The text considered here is an Irish Book of Simple Medicines of the 15th century in the traditional European form. A short chapter is devoted to each drug, and the chapters are arranged in more or less alphabetical order of the Latin names of the drugs, the names that appear to have been used by the apothecaries. In most cases, the Latin heading of the chapter is followed by the Irish name of the drug, the qualities of the drug (hot, cold, dry, wet), the virtues of the drug, stated in general terms (e. g. styptic), and some of the specific uses of the drug.
The book appears to have played a significant part in the process of familiarising the Irish physicians with European pharmacy. It came early in the course of the adoption in Ireland of European medicine, and the number of copies of it that survive, and the influence it appears to have had on later medical writings, indicates that it was widely used.
The author of the book was Tadhg Ó Cuinn, bachelor of physic, and it was written in the year 1415, as is stated at the end of the work, where it is also stated that the work was based on the antidotaries and herbals of the city of Salerno, according to the consensus of the studium i.e. college) of the doctors of Montpellier. It is likely that the author took his degree at the famous medical school of Montpellier in the South of France, but there is no direct evidence on the point. As well as for its medical school, Montpellier was also famous as a centre of the spice trade, and its merchants did a considerable trade with nearby Gascony, which was a possession of the English king.
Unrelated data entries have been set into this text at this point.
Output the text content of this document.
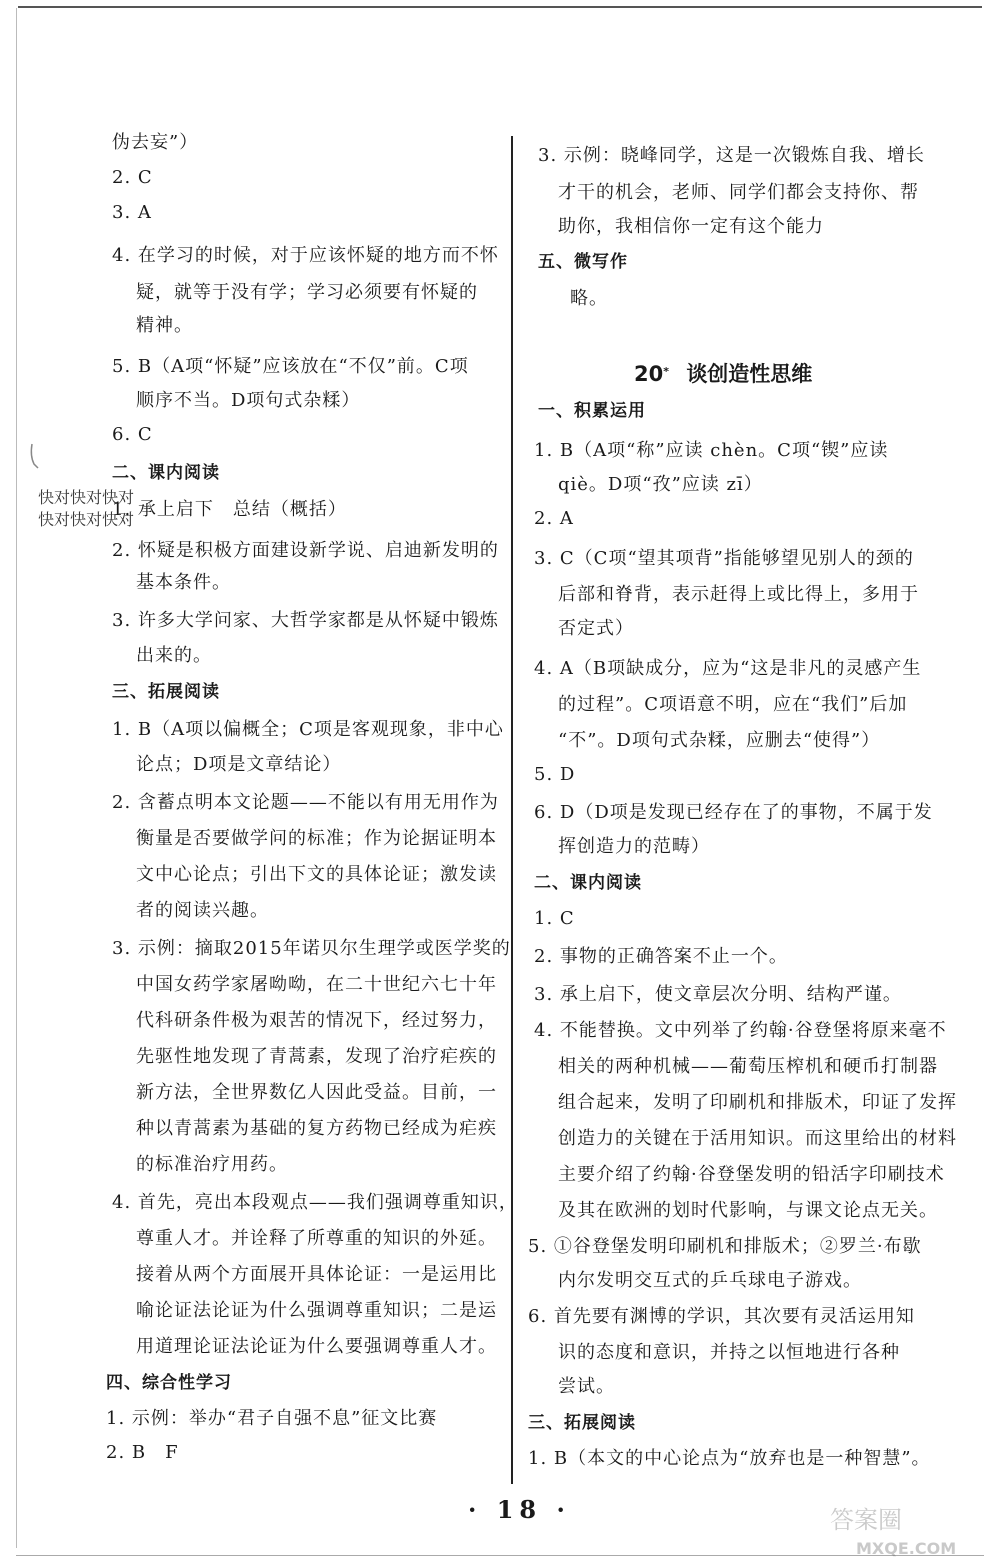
伪去妄”）
2. C
3. A
4. 在学习的时候，对于应该怀疑的地方而不怀
疑，就等于没有学；学习必须要有怀疑的
精神。
5. B（A项“怀疑”应该放在“不仅”前。C项
顺序不当。D项句式杂糅）
6. C
二、课内阅读
1. 承上启下　总结（概括）
2. 怀疑是积极方面建设新学说、启迪新发明的
基本条件。
3. 许多大学问家、大哲学家都是从怀疑中锻炼
出来的。
三、拓展阅读
1. B（A项以偏概全；C项是客观现象，非中心
论点；D项是文章结论）
2. 含蓄点明本文论题——不能以有用无用作为
衡量是否要做学问的标准；作为论据证明本
文中心论点；引出下文的具体论证；激发读
者的阅读兴趣。
3. 示例：摘取2015年诺贝尔生理学或医学奖的
中国女药学家屠呦呦，在二十世纪六七十年
代科研条件极为艰苦的情况下，经过努力，
先驱性地发现了青蒿素，发现了治疗疟疾的
新方法，全世界数亿人因此受益。目前，一
种以青蒿素为基础的复方药物已经成为疟疾
的标准治疗用药。
4. 首先，亮出本段观点——我们强调尊重知识，
尊重人才。并诠释了所尊重的知识的外延。
接着从两个方面展开具体论证：一是运用比
喻论证法论证为什么强调尊重知识；二是运
用道理论证法论证为什么要强调尊重人才。
四、综合性学习
1. 示例：举办“君子自强不息”征文比赛
2. B　F
快对快对快对
快对快对快对
3. 示例：晓峰同学，这是一次锻炼自我、增长
才干的机会，老师、同学们都会支持你、帮
助你，我相信你一定有这个能力
五、微写作
略。
20* 谈创造性思维
一、积累运用
1. B（A项“称”应读 chèn。C项“锲”应读
qiè。D项“孜”应读 zī）
2. A
3. C（C项“望其项背”指能够望见别人的颈的
后部和脊背，表示赶得上或比得上，多用于
否定式）
4. A（B项缺成分，应为“这是非凡的灵感产生
的过程”。C项语意不明，应在“我们”后加
“不”。D项句式杂糅，应删去“使得”）
5. D
6. D（D项是发现已经存在了的事物，不属于发
挥创造力的范畴）
二、课内阅读
1. C
2. 事物的正确答案不止一个。
3. 承上启下，使文章层次分明、结构严谨。
4. 不能替换。文中列举了约翰·谷登堡将原来毫不
相关的两种机械——葡萄压榨机和硬币打制器
组合起来，发明了印刷机和排版术，印证了发挥
创造力的关键在于活用知识。而这里给出的材料
主要介绍了约翰·谷登堡发明的铅活字印刷技术
及其在欧洲的划时代影响，与课文论点无关。
5. ①谷登堡发明印刷机和排版术；②罗兰·布歇
内尔发明交互式的乒乓球电子游戏。
6. 首先要有渊博的学识，其次要有灵活运用知
识的态度和意识，并持之以恒地进行各种
尝试。
三、拓展阅读
1. B（本文的中心论点为“放弃也是一种智慧”。
· 18 ·	答案圈
MXQE.COM
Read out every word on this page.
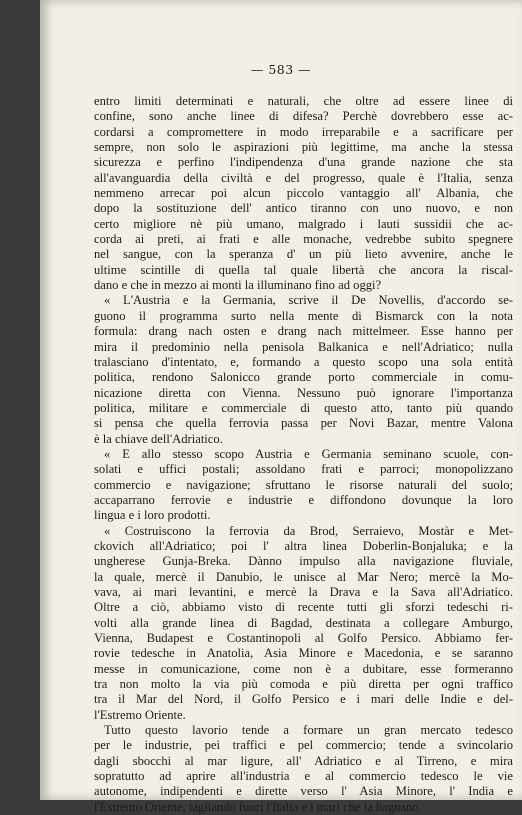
— 583 —
entro limiti determinati e naturali, che oltre ad essere linee di
confine, sono anche linee di difesa? Perchè dovrebbero esse ac-
cordarsi a compromettere in modo irreparabile e a sacrificare per
sempre, non solo le aspirazioni più legittime, ma anche la stessa
sicurezza e perfino l'indipendenza d'una grande nazione che sta
all'avanguardia della civiltà e del progresso, quale è l'Italia, senza
nemmeno arrecar poi alcun piccolo vantaggio all' Albania, che
dopo la sostituzione dell' antico tiranno con uno nuovo, e non
certo migliore nè più umano, malgrado i lauti sussidii che ac-
corda ai preti, ai frati e alle monache, vedrebbe subito spegnere
nel sangue, con la speranza d' un più lieto avvenire, anche le
ultime scintille di quella tal quale libertà che ancora la riscal-
dano e che in mezzo ai monti la illuminano fino ad oggi?
« L'Austria e la Germania, scrive il De Novellis, d'accordo se-
guono il programma surto nella mente di Bismarck con la nota
formula: drang nach osten e drang nach mittelmeer. Esse hanno per
mira il predominio nella penisola Balkanica e nell'Adriatico; nulla
tralasciano d'intentato, e, formando a questo scopo una sola entità
politica, rendono Salonicco grande porto commerciale in comu-
nicazione diretta con Vienna. Nessuno può ignorare l'importanza
politica, militare e commerciale di questo atto, tanto più quando
si pensa che quella ferrovia passa per Novi Bazar, mentre Valona
è la chiave dell'Adriatico.
« E allo stesso scopo Austria e Germania seminano scuole, con-
solati e uffici postali; assoldano frati e parroci; monopolizzano
commercio e navigazione; sfruttano le risorse naturali del suolo;
accaparrano ferrovie e industrie e diffondono dovunque la loro
lingua e i loro prodotti.
« Costruiscono la ferrovia da Brod, Serraievo, Mostàr e Met-
ckovich all'Adriatico; poi l' altra linea Doberlin-Bonjaluka; e la
ungherese Gunja-Breka. Dànno impulso alla navigazione fluviale,
la quale, mercè il Danubio, le unisce al Mar Nero; mercè la Mo-
vava, ai mari levantini, e mercè la Drava e la Sava all'Adriatico.
Oltre a ciò, abbiamo visto di recente tutti gli sforzi tedeschi ri-
volti alla grande linea di Bagdad, destinata a collegare Amburgo,
Vienna, Budapest e Costantinopoli al Golfo Persico. Abbiamo fer-
rovie tedesche in Anatolia, Asia Minore e Macedonia, e se saranno
messe in comunicazione, come non è a dubitare, esse formeranno
tra non molto la via più comoda e più diretta per ogni traffico
tra il Mar del Nord, il Golfo Persico e i mari delle Indie e del-
l'Estremo Oriente.
Tutto questo lavorio tende a formare un gran mercato tedesco
per le industrie, pei traffici e pel commercio; tende a svincolario
dagli sbocchi al mar ligure, all' Adriatico e al Tirreno, e mira
sopratutto ad aprire all'industria e al commercio tedesco le vie
autonome, indipendenti e dirette verso l' Asia Minore, l' India e
l'Estremo Oriente, tagliando fuori l'Italia e i mari che la bagnano.
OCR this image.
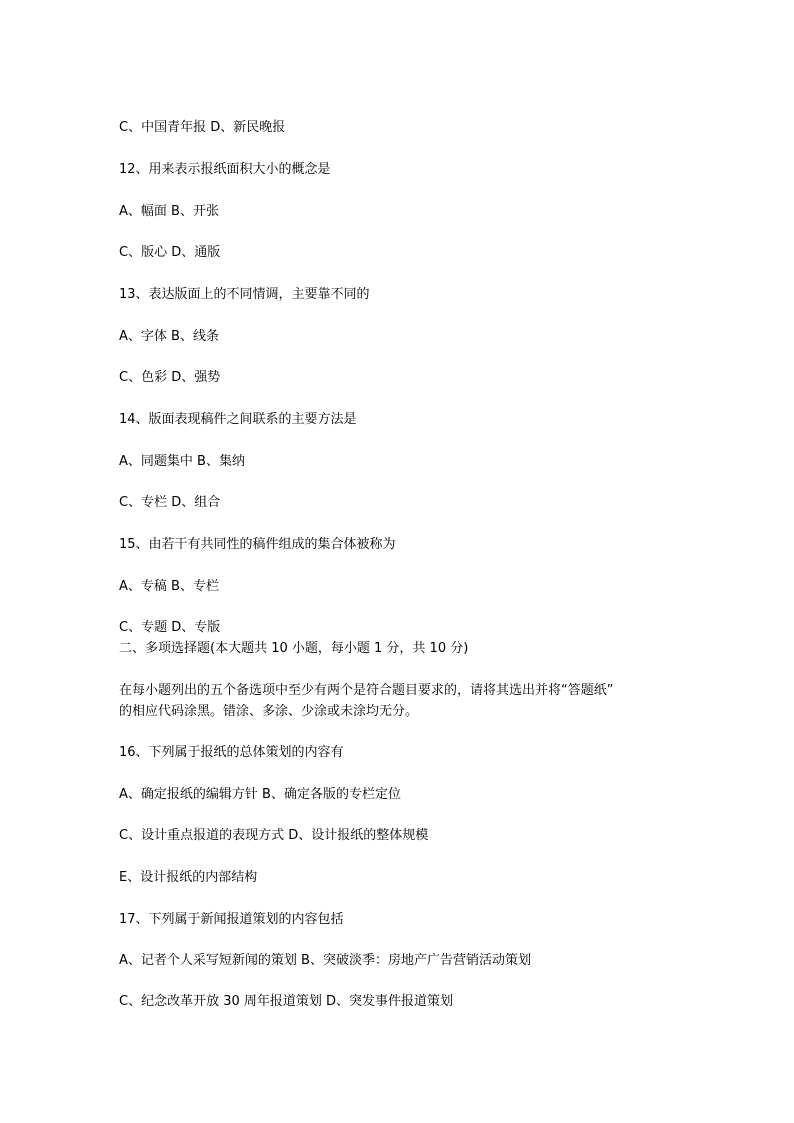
C、中国青年报 D、新民晚报
12、用来表示报纸面积大小的概念是
A、幅面 B、开张
C、版心 D、通版
13、表达版面上的不同情调，主要靠不同的
A、字体 B、线条
C、色彩 D、强势
14、版面表现稿件之间联系的主要方法是
A、同题集中 B、集纳
C、专栏 D、组合
15、由若干有共同性的稿件组成的集合体被称为
A、专稿 B、专栏
C、专题 D、专版
二、多项选择题(本大题共 10 小题，每小题 1 分，共 10 分)
在每小题列出的五个备选项中至少有两个是符合题目要求的，请将其选出并将“答题纸”
的相应代码涂黑。错涂、多涂、少涂或未涂均无分。
16、下列属于报纸的总体策划的内容有
A、确定报纸的编辑方针 B、确定各版的专栏定位
C、设计重点报道的表现方式 D、设计报纸的整体规模
E、设计报纸的内部结构
17、下列属于新闻报道策划的内容包括
A、记者个人采写短新闻的策划 B、突破淡季：房地产广告营销活动策划
C、纪念改革开放 30 周年报道策划 D、突发事件报道策划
Tomás Ó Concheanainn (1976, p. 165) says that it may be inferred that Tadhg Ó Cuinn belonged to some branch of the Ui Chuinn of Munster (maybe of Inchiquin, Co. Clare), from the fact that all the known scribes of his works were of families native to the Southern half, families named Mac Gaisin, Ó Bolgaidhe, Ó Callannáin and Ó Leighin. It would appear that Ó Cuinn employed some of his students as amanuenses, and that he dictated his material to them. In her note on the manuscript G11 (1967, p. 71), Nessa Ní Shéaghdha gives the names of certain of these amanuenses, Gilla Padraic hí Challannáin, Aenghus hi Callannan, Aodh mac Caisin, Nicol Ó hIceadha. She says that other translations attributed to Tadhg Ó Cuinn include the Commentary of Geraldus de Solo on the ninth book of Rhases' Almanzor (NLIre MS G11), and a treatise on various diseases (RIA 23 M 36, p. 118), and she mentions the possibility that he also translated certain paragraphs on medical and physiological subjects contained in MS RIA 24 P 3.
The present work consists of a compilation in Irish of extracts from various Latin works that were in general use by medical people throughout the Middle Ages. It is possible that whatÓ Cuinn had before him were not complete copies of the works in question, but a compendium on the lines of the Herbal of Rufinus (ed. Thorndike, 1946), containing verbatim extracts from a number of authors. In this connection, an interesting possibility arises. About the year 1322, the Medical Faculty of Paris ordered that all apothecaries should possess a copy of the Antidotarium Nicolai; in 1422 they were required to have the Synonima Serapionis correcta and the Circa Instans of Platearius: Trease (1959) 22, 47. These ordinances may have been erecting into law something that was the normal practice of most respectable apothecaries. In that case, it is possible that Tadhg Ó Cuinn borrowed the books he needed for the purposes of his present text from a friendly apothecary. The apothecary would inevitably have been based in a town, and he would have been Anglo-Irish. Reference is made in the Glossary to some examples of what appears to be the influence of the English tradition on the Irish text, and these further indications strengthen the implications of the circumstances described in Chapter 3 that there must have been a certain amount of cooperation between the Gaelic physicians and the Anglo-Irish apothecaries.